In the fourth method, rectal palpation/ultrasonography is performed on the animal before the PG injection or milk-blood progesterone levels are investigated with the “Rapid Progesterone Test” and since the injection is made to those with active corpus luteum in their ovaries, all animals respond to PG.

The disadvantage is that an error of up to 20% can be made in determining the corpus luteum. In order to perform insemination after synchronization with the four methods explained above; insemination by observing estrus, two inseminations 72 and 96 hours after the last PG injection (48 and 72 hours can be preferred in heifers) or one of the single inseminations 72-80 hours after the last PG injection can be applied. The most successful results are obtained with inseminations performed in the second half of this period by observing estrus.

If natural mating will be performed in group synchronization applications, one teaser bull should be allocated for 20 cows.
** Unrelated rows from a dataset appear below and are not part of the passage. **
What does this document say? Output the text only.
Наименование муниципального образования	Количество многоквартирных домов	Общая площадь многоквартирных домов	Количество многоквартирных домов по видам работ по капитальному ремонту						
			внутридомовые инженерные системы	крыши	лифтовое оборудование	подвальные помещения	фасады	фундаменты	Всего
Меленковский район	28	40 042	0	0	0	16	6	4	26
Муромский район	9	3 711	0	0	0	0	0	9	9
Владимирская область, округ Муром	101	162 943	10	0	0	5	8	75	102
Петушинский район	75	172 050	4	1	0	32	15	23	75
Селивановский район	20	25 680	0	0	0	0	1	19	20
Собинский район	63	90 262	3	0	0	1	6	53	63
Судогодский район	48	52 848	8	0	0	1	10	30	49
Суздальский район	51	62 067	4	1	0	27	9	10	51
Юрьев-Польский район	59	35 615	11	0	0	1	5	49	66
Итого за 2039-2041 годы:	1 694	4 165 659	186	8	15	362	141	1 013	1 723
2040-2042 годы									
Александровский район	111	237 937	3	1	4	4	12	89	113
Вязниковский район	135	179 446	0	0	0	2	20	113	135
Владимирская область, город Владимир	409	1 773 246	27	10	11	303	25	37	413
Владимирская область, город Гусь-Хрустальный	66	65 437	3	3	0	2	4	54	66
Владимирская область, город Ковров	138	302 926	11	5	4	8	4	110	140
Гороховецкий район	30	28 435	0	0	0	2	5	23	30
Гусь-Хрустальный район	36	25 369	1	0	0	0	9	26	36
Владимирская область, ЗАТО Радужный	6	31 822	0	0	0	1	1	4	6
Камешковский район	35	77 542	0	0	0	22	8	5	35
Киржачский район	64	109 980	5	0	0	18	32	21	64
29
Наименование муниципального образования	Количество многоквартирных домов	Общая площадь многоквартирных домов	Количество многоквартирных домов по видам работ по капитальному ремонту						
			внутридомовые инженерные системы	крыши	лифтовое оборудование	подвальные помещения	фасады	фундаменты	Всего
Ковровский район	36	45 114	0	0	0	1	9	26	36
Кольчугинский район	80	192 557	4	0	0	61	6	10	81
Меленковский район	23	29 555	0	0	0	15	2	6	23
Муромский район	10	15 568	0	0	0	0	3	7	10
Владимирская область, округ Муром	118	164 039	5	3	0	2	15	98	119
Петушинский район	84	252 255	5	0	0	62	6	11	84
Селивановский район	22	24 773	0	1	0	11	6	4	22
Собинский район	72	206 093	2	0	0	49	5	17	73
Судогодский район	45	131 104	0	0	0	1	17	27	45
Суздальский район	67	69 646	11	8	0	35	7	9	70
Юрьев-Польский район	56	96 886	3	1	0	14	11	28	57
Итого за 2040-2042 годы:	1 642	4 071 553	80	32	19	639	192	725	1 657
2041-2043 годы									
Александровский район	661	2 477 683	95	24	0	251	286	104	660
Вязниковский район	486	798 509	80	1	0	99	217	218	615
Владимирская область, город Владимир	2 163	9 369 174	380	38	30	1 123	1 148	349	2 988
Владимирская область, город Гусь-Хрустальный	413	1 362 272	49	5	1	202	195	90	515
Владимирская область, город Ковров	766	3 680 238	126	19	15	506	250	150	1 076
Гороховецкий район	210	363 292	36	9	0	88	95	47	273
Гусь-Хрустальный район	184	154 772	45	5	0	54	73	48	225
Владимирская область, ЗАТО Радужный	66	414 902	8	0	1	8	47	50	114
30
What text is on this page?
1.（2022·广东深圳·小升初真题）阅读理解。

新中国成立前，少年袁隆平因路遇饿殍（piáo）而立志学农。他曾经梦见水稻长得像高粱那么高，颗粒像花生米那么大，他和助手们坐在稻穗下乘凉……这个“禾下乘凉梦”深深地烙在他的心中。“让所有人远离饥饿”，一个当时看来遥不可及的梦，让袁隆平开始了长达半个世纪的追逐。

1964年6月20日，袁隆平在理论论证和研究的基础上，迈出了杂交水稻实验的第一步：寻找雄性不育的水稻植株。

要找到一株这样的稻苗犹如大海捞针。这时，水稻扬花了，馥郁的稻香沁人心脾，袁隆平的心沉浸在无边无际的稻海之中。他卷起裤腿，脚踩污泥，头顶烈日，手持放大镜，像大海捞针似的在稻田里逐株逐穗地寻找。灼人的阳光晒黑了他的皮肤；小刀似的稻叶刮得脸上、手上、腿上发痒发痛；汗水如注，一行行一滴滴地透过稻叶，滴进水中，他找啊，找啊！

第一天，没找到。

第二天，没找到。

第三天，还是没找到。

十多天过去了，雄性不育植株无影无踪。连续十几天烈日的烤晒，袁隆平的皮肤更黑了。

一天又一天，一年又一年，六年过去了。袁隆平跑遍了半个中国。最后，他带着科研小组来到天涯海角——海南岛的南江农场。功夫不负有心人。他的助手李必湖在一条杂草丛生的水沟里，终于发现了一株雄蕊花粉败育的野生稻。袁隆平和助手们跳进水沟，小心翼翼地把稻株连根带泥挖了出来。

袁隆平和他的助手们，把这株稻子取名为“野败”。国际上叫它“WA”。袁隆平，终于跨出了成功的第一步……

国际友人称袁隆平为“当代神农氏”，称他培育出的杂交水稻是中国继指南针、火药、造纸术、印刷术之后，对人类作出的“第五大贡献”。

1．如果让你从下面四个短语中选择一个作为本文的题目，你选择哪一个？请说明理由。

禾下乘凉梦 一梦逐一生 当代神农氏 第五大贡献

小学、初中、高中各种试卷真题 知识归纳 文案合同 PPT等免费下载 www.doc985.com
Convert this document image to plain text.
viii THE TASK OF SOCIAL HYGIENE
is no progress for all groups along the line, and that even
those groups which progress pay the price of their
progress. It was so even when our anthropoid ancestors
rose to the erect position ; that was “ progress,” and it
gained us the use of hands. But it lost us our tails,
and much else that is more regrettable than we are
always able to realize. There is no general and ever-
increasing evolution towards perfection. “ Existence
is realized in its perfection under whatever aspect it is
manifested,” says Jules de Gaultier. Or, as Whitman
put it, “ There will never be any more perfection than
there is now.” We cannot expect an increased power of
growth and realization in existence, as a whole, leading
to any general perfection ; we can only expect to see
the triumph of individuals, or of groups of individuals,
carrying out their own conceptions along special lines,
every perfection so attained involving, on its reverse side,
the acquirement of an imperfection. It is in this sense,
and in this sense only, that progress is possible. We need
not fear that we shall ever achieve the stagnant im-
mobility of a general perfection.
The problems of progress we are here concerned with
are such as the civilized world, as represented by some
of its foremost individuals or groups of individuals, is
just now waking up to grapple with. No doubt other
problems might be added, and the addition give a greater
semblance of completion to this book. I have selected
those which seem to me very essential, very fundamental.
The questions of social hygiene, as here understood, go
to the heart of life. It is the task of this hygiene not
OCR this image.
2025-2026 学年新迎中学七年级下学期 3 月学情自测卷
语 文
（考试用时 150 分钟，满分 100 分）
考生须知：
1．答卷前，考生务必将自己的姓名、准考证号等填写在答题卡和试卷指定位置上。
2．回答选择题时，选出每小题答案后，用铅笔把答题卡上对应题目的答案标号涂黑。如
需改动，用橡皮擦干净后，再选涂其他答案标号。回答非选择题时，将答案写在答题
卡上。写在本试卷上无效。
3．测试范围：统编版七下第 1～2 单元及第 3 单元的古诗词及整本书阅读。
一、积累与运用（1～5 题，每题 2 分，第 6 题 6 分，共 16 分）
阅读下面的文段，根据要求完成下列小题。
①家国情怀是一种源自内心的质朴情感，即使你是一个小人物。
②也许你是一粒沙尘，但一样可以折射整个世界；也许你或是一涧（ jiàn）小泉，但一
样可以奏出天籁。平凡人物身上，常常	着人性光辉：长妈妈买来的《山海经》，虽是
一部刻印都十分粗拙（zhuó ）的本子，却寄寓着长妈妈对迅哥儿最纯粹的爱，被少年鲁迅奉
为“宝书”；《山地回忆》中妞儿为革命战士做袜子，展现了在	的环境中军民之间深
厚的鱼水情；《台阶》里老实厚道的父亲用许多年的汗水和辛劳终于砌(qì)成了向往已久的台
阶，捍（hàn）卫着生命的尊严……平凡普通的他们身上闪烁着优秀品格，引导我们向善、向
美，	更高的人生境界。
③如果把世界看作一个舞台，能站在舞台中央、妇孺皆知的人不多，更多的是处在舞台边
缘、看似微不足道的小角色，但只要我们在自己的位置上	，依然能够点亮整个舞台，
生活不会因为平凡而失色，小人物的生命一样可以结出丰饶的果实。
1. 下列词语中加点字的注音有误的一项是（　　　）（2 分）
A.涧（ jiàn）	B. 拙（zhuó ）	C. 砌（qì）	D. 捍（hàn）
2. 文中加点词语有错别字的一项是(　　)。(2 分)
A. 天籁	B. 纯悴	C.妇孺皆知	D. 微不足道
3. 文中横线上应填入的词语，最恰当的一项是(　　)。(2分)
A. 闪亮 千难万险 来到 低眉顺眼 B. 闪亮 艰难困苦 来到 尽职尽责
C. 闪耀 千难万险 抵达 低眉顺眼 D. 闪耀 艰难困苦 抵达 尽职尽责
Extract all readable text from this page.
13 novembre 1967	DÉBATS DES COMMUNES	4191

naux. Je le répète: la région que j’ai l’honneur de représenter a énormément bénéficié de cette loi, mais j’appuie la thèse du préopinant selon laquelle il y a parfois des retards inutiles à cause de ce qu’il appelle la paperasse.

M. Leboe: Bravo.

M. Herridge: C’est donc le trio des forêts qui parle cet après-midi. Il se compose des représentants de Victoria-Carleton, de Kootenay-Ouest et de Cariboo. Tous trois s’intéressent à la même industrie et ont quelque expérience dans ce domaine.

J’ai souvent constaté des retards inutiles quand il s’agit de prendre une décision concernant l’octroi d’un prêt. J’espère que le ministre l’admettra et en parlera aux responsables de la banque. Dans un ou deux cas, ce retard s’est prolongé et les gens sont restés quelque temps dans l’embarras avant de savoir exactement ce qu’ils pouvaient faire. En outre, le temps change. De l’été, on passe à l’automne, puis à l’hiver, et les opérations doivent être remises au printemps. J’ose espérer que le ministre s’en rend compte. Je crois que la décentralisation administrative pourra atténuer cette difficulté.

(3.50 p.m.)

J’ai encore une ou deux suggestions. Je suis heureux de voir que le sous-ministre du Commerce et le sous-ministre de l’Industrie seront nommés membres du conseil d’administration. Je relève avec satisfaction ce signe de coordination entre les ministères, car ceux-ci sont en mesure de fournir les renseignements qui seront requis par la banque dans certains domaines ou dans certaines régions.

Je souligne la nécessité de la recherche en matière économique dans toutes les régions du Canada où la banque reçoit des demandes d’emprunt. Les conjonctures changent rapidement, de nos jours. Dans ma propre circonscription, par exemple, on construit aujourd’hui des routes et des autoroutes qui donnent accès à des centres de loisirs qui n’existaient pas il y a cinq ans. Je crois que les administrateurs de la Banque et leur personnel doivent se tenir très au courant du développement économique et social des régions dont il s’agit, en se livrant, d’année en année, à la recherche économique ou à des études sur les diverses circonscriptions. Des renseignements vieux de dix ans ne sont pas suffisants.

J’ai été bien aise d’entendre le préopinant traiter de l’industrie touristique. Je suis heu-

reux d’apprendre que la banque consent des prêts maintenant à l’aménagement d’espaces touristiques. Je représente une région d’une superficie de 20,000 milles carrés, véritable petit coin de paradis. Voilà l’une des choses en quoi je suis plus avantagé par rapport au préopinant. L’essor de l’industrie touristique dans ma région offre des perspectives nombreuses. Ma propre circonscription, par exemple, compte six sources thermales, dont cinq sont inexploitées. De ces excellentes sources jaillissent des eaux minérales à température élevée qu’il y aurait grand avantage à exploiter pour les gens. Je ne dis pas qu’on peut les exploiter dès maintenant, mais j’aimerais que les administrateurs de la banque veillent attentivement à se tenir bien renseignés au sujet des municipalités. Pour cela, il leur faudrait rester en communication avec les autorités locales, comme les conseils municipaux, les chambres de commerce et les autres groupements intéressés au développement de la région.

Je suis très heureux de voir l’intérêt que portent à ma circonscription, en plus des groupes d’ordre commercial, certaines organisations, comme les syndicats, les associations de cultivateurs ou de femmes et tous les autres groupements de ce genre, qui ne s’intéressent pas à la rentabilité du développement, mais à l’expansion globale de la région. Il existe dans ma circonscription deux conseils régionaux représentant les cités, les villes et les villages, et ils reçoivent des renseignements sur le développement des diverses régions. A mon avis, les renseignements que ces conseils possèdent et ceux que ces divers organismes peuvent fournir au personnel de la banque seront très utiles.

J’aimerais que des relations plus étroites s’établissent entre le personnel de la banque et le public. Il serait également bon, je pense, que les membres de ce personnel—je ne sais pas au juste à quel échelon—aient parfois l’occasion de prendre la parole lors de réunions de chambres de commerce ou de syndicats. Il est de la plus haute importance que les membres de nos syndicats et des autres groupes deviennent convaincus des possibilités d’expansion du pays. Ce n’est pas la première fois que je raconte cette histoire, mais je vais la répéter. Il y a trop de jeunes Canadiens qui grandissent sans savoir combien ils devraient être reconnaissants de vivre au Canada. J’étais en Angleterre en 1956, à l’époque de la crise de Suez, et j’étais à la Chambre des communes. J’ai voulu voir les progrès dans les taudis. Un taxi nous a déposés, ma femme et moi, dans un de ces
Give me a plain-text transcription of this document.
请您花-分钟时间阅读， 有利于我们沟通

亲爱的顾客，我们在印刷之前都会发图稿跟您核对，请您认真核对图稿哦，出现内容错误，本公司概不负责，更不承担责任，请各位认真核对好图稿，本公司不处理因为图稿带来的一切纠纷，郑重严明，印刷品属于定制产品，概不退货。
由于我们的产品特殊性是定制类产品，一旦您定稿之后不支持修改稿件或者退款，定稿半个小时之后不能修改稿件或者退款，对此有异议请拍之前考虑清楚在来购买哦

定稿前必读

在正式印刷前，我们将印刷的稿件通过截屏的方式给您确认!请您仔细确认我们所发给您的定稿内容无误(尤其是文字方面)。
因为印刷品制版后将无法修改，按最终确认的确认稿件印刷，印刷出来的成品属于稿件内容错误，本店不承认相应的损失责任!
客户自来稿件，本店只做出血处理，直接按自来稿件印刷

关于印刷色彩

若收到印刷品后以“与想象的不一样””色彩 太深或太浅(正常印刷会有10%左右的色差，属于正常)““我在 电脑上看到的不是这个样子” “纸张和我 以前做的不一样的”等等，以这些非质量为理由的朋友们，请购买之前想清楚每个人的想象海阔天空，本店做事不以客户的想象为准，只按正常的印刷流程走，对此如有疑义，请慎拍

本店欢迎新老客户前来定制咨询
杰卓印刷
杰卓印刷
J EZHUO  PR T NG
In animals with long cycles, in cases where corpus luteum formation is delayed after the first PG injection (this can reach a rate of 10-20%), in cases where follicle dynamics are disrupted, and in cases where there are various problems in the storage, dosing and application of PGs, the rate of synchronization may decrease. Likewise, some active corpus luteums may be insensitive to PGs (this can be seen at a rate of 10%) or the injection may occur at a very early stage of the luteal phase, and in these cases, the rate of synchronization is negatively affected.